WASHINGTON – Maryland congressional hopefuls already have almost $2.7 million in the bank for the 2000 campaign, all but $107,000 of which is in the hands of incumbents.
In the first six months of the year, Maryland’s eight House members raised $1.15 million, according to reports filed with the Federal Election Commission last month.
Rep. Steny Hoyer, D-Mechanicsville, raised and spent the most, collecting $330,928 so far this year and spending $132,714. He had $667,592 on hand at the end of June.
Hoyer was trailed closely by Rep. Robert Ehrlich, R-Timonium, who brought in $323,270 and spent $111,273. He had $530,081 in the bank with 16 months until the election.
Rep. Wayne Gilchrest, R-Kennedyville, raised the least among incumbents in the state, $6,797, and had the lowest bank balance, at $53,082.
But political scientist Lawrence Rothenberg of the University of Rochester said it is too early to count winners and losers based on bank accounts.
“At this point, you shouldn’t focus that much on what the candidates have in the bank,” Rothenberg said.
“Once a candidate has enough money to run a credible House race, it’s not clear that the extra money makes that much difference at the margin in terms of predicting election outcomes,” he said.
Despite Hoyer’s considerable bankroll this early in the campaign, Republicans view him as vulnerable in his largely conservative Southern Maryland district.
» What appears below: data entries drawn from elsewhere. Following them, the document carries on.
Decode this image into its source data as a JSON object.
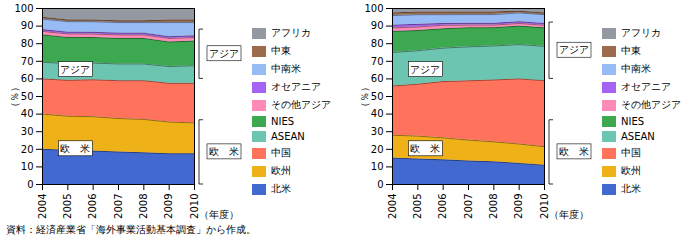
{
  "chart_data": [
    {
      "type": "area",
      "stacked": true,
      "legend": "right",
      "grid": true,
      "xlabel": "（年度）",
      "ylabel": "（％）",
      "x": [
        2004,
        2005,
        2006,
        2007,
        2008,
        2009,
        2010
      ],
      "xlim": [
        2004,
        2010
      ],
      "xticks": [
        2004,
        2005,
        2006,
        2007,
        2008,
        2009,
        2010
      ],
      "ylim": [
        0,
        100
      ],
      "yticks": [
        0,
        10,
        20,
        30,
        40,
        50,
        60,
        70,
        80,
        90,
        100
      ],
      "annotations": [
        {
          "text": "アジア"
        },
        {
          "text": "欧　米"
        },
        {
          "text": "アジア"
        },
        {
          "text": "欧　米"
        }
      ],
      "series": [
        {
          "name": "北米",
          "values": [
            20,
            19.403,
            19,
            18.5,
            18,
            17.5,
            17.5
          ]
        },
        {
          "name": "欧州",
          "values": [
            20,
            19.403,
            19.5,
            19,
            19,
            18,
            17.5
          ]
        },
        {
          "name": "中国",
          "values": [
            20,
            20.398,
            21,
            21.5,
            22,
            22,
            22.5
          ]
        },
        {
          "name": "ASEAN",
          "values": [
            9.5,
            9.453,
            9.5,
            9.5,
            9.5,
            9.5,
            10
          ]
        },
        {
          "name": "NIES",
          "values": [
            15.5,
            14.925,
            14.5,
            14.5,
            14.5,
            14,
            14
          ]
        },
        {
          "name": "その他アジア",
          "values": [
            2,
            1.99,
            2,
            2,
            2,
            2,
            2
          ]
        },
        {
          "name": "オセアニア",
          "values": [
            1,
            0.995,
            1,
            1,
            1,
            1,
            1
          ]
        },
        {
          "name": "中南米",
          "values": [
            6,
            5.97,
            6,
            6,
            6,
            8,
            7.5
          ]
        },
        {
          "name": "中東",
          "values": [
            1,
            0.995,
            1,
            1,
            1,
            1.5,
            1.5
          ]
        },
        {
          "name": "アフリカ",
          "values": [
            5,
            6.468,
            6.5,
            7,
            7,
            6.5,
            6.5
          ]
        }
      ]
    },
    {
      "type": "area",
      "stacked": true,
      "legend": "right",
      "grid": true,
      "xlabel": "（年度）",
      "ylabel": "（％）",
      "x": [
        2004,
        2005,
        2006,
        2007,
        2008,
        2009,
        2010
      ],
      "xlim": [
        2004,
        2010
      ],
      "xticks": [
        2004,
        2005,
        2006,
        2007,
        2008,
        2009,
        2010
      ],
      "ylim": [
        0,
        100
      ],
      "yticks": [
        0,
        10,
        20,
        30,
        40,
        50,
        60,
        70,
        80,
        90,
        100
      ],
      "annotations": [
        {
          "text": "アジア"
        },
        {
          "text": "欧　米"
        },
        {
          "text": "アジア"
        },
        {
          "text": "欧　米"
        }
      ],
      "series": [
        {
          "name": "北米",
          "values": [
            15,
            14.5,
            14,
            13.366,
            12.871,
            12,
            11
          ]
        },
        {
          "name": "欧州",
          "values": [
            13,
            13,
            12.5,
            11.881,
            11.386,
            11,
            10.5
          ]
        },
        {
          "name": "中国",
          "values": [
            28,
            29.5,
            32,
            33.663,
            35.149,
            37,
            37.5
          ]
        },
        {
          "name": "ASEAN",
          "values": [
            19,
            19,
            19,
            19.307,
            19.307,
            19.5,
            19.5
          ]
        },
        {
          "name": "NIES",
          "values": [
            12,
            11.5,
            11,
            10.891,
            10.396,
            10.5,
            10.5
          ]
        },
        {
          "name": "その他アジア",
          "values": [
            2,
            2,
            2,
            1.485,
            1.485,
            1.5,
            1.5
          ]
        },
        {
          "name": "オセアニア",
          "values": [
            1.5,
            1.5,
            1,
            0.99,
            0.99,
            1,
            1
          ]
        },
        {
          "name": "中南米",
          "values": [
            5.5,
            5.5,
            5,
            4.95,
            4.95,
            5,
            5
          ]
        },
        {
          "name": "中東",
          "values": [
            1.5,
            1.5,
            1.5,
            1.485,
            1.485,
            1,
            1
          ]
        },
        {
          "name": "アフリカ",
          "values": [
            2.5,
            2,
            2,
            1.98,
            1.98,
            1.5,
            2.5
          ]
        }
      ]
    }
  ],
  "caption": "資料：経済産業省「海外事業活動基本調査」から作成。"
}
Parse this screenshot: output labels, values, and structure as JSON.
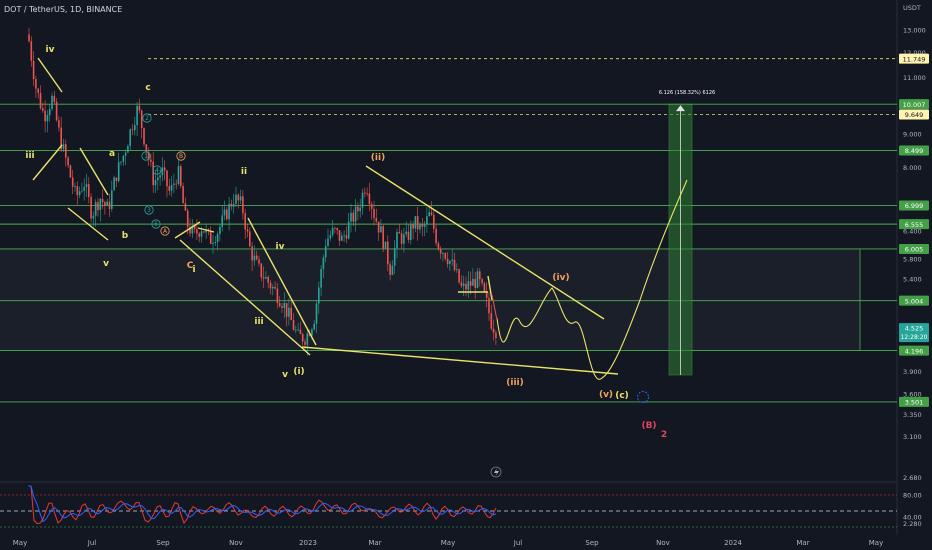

Whatever Hoyer’s fund-raising skills, “he still has to run on his record,” said Maryland Republican Party Executive Director Paul Ellington. He said Hoyer is “out of sync” with constituents on matters such as IRS reform and the proposed amendment against flag burning.
Ellington said 1998 GOP nominee Bob Ostrom “ran a credible race (against Hoyer) last time. If you look at the demographics and the voter registrations, you see that this should be a Republican district.”
But Hoyer spokeswoman Deborah Dejong minimized the threat to Hoyer’s re- election.
“It must have been hard for them to say that [Hoyer is vulnerable] with a straight face,” she said, noting that Hoyer beat Ostrom 2-to-1.
“The wide margin of victory … reflects the congressman’s ability to represent a conservative district,” Dejong said.
Dejong defended Hoyer’s fund raising as “a reflection of the campaign system nationwide; it’s what is necessary to operate a serious campaign. You have to raise money early to remain competitive.”
Ostrom raised $250,484 for the 1998 race, compared to Hoyer’s $1.13 million.
Ehrlich’s funds could be used for a re-election bid or they could be the basis of a more costly run for Senate or for governor, all of which he is considering, aides say.
“All of these options require money, and to pursue any of them, fund raising has to be aggressive and successful,” said Ehrlich campaign spokesman Paul Shurick.
“Our goal was to raise a half-million by mid-year, and we met and exceeded that goal,” Shurick said.
Should he run for Senate, Ehrlich would likely face Sen. Paul Sarbanes, D- Baltimore, who raised $663,384 in the first half of this year and held $704,639 at the end of June.
The only other race that is at all close in fund-raising is the likely 8th District rematch between Rep. Constance Morella, R-Bethesda, and Democrat Ralph Neas.
Neas spent $810,258 to Morella’s $884,238 in the 1998 race, but he was only able to win 40 percent of the vote against her, the closest of all the congressional campaigns in the state last year.
As of June 30, Neas had raised $122,309, only a few thousand less than Morella, although he ended up with $103,591 in the bank compared to Morella’s $303,850.
In other Maryland congressional districts:
— Rep. Roscoe Bartlett, R-Frederick, had the third-largest bankroll, at $403,001, despite relatively limited receipts of $43,332.
— Rep. Albert Wynn, D-Largo, raised $171,141 and had $275,460 on hand.
— Rep. Benjamin Cardin, D-Baltimore, raised $49,507 and had $250,532 on hand.
— Rep. Elijah Cummings, D-Baltimore, raised $97,895 and ended the period with $201,184 in the bank.